October 22, 2008

McCain: Judges Nominated Would Not Agree With Me on “Every Single Issue”

Over the last several months, bloggers and pundits have brought up the issue of whether McCain’s promise to nominate non-activists to the federal courts conflicts with his support of campaign finance reforms, including McCain-Feingold. In the words of Volokh Cospiracy blogger Illya Somin, “a President McCain would face a difficult tradeoff between the goal of appointing conservative jurists and the goal of saving the McCain-Feingold law from invalidation by the Court."

In a recent interview with Human Events, the Senator responded to reporter John Gizzi’s question concerning this issue:

“Q: Now the four justices you cite as models for nomination -- Roberts, Alito, Clarence Thomas, and Antonin Scalia -- have all at different times voted to overturn parts of the McCain-Feingold campaign legislation you co-authored. Would you appoint justices who would do that?

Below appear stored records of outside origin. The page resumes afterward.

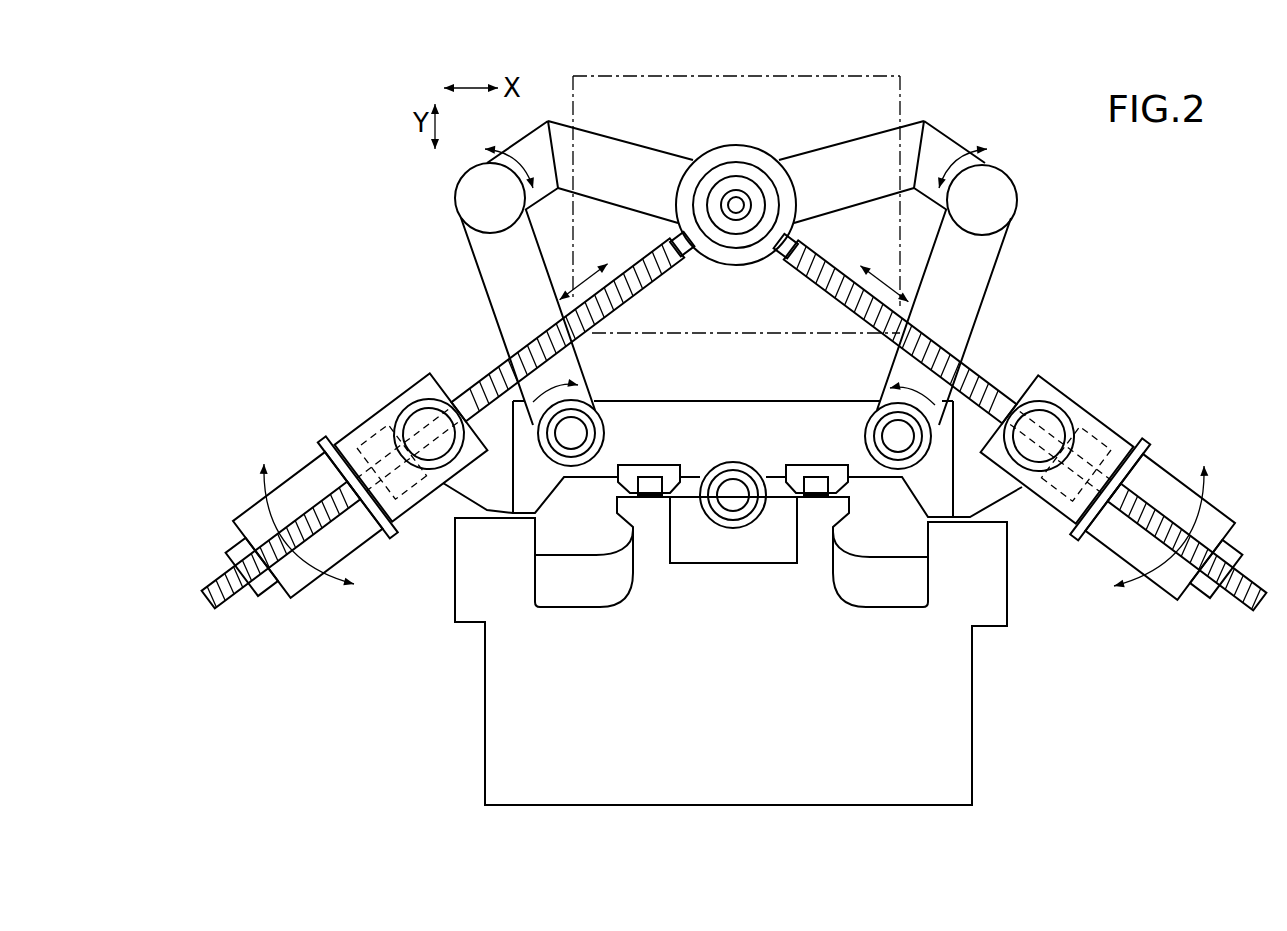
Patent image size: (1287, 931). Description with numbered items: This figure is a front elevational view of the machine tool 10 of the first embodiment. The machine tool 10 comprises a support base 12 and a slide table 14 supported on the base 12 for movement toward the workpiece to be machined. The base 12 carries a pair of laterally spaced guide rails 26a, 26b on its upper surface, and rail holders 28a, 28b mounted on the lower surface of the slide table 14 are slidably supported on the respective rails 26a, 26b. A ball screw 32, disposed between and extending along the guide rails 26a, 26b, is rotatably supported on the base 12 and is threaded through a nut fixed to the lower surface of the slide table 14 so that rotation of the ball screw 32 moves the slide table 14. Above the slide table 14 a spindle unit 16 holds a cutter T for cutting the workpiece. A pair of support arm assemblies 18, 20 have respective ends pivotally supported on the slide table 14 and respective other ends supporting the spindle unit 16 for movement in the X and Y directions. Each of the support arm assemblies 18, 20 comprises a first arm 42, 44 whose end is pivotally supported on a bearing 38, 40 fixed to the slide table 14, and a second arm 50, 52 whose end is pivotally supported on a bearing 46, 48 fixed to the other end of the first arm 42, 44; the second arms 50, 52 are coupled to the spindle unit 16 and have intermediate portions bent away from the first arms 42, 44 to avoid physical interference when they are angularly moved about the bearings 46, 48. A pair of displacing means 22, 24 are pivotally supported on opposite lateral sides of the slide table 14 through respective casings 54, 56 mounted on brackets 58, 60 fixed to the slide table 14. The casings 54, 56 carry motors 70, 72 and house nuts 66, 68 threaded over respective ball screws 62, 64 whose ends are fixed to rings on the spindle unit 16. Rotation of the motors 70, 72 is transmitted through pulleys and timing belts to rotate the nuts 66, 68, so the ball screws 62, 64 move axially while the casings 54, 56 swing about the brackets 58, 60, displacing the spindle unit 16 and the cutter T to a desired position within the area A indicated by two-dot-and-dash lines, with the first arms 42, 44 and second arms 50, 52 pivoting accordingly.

The machine tool 10 is at (1020, 122).
The support base 12 is at (958, 702).
The slide table 14 is at (723, 411).
The spindle unit 16 is at (748, 152).
The support arm assembly 18 is at (1028, 216).
The support arm assembly 20 is at (418, 212).
The displacing means 22 is at (1121, 390).
The displacing means 24 is at (350, 389).
The guide rail 26a is at (818, 497).
The guide rail 26b is at (650, 497).
The rail holder 28a is at (818, 470).
The rail holder 28b is at (653, 468).
The ball screw 32 is at (733, 488).
The bearing 38 is at (892, 430).
The bearing 40 is at (573, 431).
The first arm 42 is at (976, 281).
The first arm 44 is at (492, 267).
The bearing 46 is at (1002, 188).
The bearing 48 is at (475, 193).
The second arm 50 is at (843, 163).
The second arm 52 is at (630, 167).
The casing 54 is at (1113, 440).
The casing 56 is at (397, 407).
The bracket 58 is at (992, 490).
The bracket 60 is at (470, 487).
The ball screw 62 is at (834, 300).
The ball screw 64 is at (643, 296).
The nut 66 is at (1093, 407).
The nut 68 is at (357, 450).
The motor 70 is at (1198, 517).
The motor 72 is at (262, 520).
The area A is at (903, 78).
The cutter T is at (736, 213).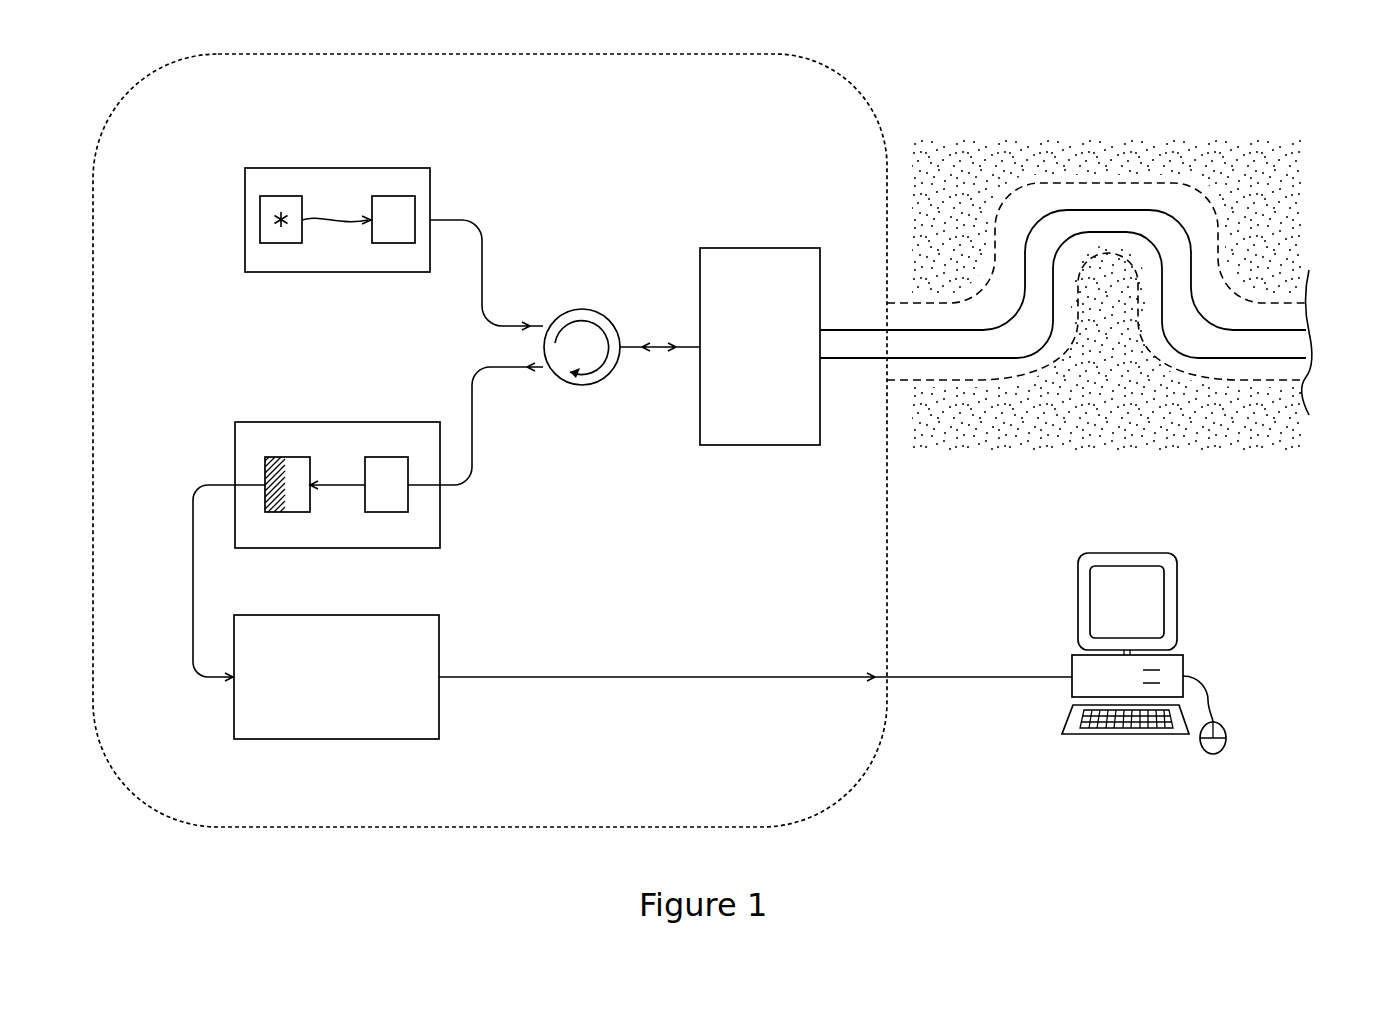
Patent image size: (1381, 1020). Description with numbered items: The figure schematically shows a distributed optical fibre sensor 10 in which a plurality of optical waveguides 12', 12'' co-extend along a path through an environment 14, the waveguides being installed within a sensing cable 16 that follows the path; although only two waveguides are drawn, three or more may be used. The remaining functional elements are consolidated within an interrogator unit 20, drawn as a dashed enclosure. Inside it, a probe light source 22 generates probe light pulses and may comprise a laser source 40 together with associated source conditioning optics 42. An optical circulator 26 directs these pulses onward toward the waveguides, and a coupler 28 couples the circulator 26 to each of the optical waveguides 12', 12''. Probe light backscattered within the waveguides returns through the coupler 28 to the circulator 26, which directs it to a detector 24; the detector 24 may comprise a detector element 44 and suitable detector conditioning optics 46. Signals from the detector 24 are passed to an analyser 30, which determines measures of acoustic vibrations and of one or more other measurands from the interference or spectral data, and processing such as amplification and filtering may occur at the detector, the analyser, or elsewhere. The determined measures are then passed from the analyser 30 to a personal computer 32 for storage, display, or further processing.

The distributed optical fibre sensor 10 is at (972, 68).
The optical waveguide 12' is at (1063, 216).
The optical waveguide 12'' is at (1063, 366).
The environment 14 is at (1297, 168).
The sensing cable 16 is at (1278, 302).
The interrogator unit 20 is at (522, 53).
The probe light source 22 is at (340, 168).
The detector 24 is at (303, 422).
The optical circulator 26 is at (606, 318).
The coupler 28 is at (762, 248).
The analyser 30 is at (337, 613).
The personal computer 32 is at (1177, 586).
The laser source 40 is at (273, 243).
The source conditioning optics 42 is at (393, 243).
The detector element 44 is at (280, 457).
The detector conditioning optics 46 is at (388, 457).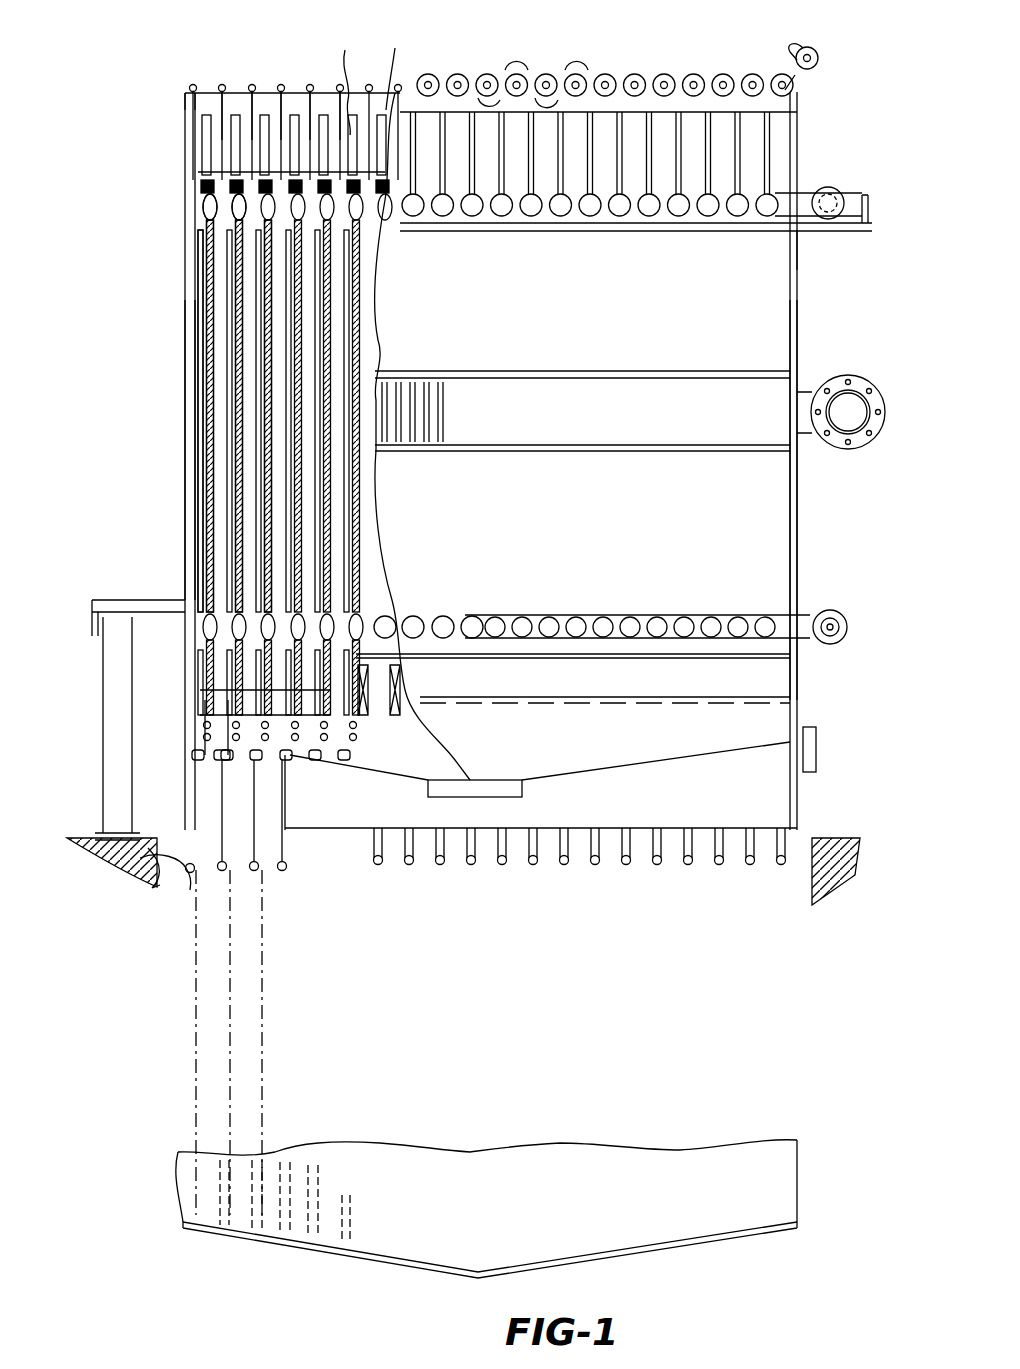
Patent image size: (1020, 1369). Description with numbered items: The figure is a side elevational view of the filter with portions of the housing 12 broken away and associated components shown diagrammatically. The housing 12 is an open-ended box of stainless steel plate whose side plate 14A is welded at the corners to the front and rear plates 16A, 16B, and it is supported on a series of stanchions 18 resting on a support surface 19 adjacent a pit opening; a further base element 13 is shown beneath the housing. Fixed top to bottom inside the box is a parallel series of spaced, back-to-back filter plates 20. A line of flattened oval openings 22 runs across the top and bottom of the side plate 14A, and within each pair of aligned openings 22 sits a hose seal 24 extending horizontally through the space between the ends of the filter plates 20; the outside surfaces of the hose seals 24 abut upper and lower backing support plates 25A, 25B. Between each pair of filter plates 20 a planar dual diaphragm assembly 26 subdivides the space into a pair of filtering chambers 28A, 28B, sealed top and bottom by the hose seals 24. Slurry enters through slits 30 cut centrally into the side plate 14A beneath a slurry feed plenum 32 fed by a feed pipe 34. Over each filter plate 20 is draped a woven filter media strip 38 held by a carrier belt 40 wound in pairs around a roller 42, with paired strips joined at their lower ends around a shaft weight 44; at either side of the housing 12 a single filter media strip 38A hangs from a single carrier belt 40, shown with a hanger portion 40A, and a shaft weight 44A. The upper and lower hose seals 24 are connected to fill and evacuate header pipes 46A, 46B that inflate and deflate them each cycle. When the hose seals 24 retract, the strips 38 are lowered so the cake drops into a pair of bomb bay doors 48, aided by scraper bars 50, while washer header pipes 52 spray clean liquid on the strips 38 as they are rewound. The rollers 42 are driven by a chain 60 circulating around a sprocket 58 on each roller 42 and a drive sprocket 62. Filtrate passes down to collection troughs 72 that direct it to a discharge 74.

A: Well, obviously, I wouldn’t impose any litmus tests. No justice that I would nominate would I expect to agree with me on every single issue. The majority of justices just made a ruling on detainees I didn’t agree with. That was very disturbing to me. And so, I can’t say I would agree with every decision. But if I can count on every justice that I name to share my view of the judiciary, then in the long run, things should come out OK.”

McCain gets it exactly right. In contrast to the outcome-oriented judicial philosophy of Barack Obama, McCain believes that the measure of a judge is not reaching the outcomes McCain desires but instead, using a constitutionalist approach to reach whatever outcome is dictated by the law.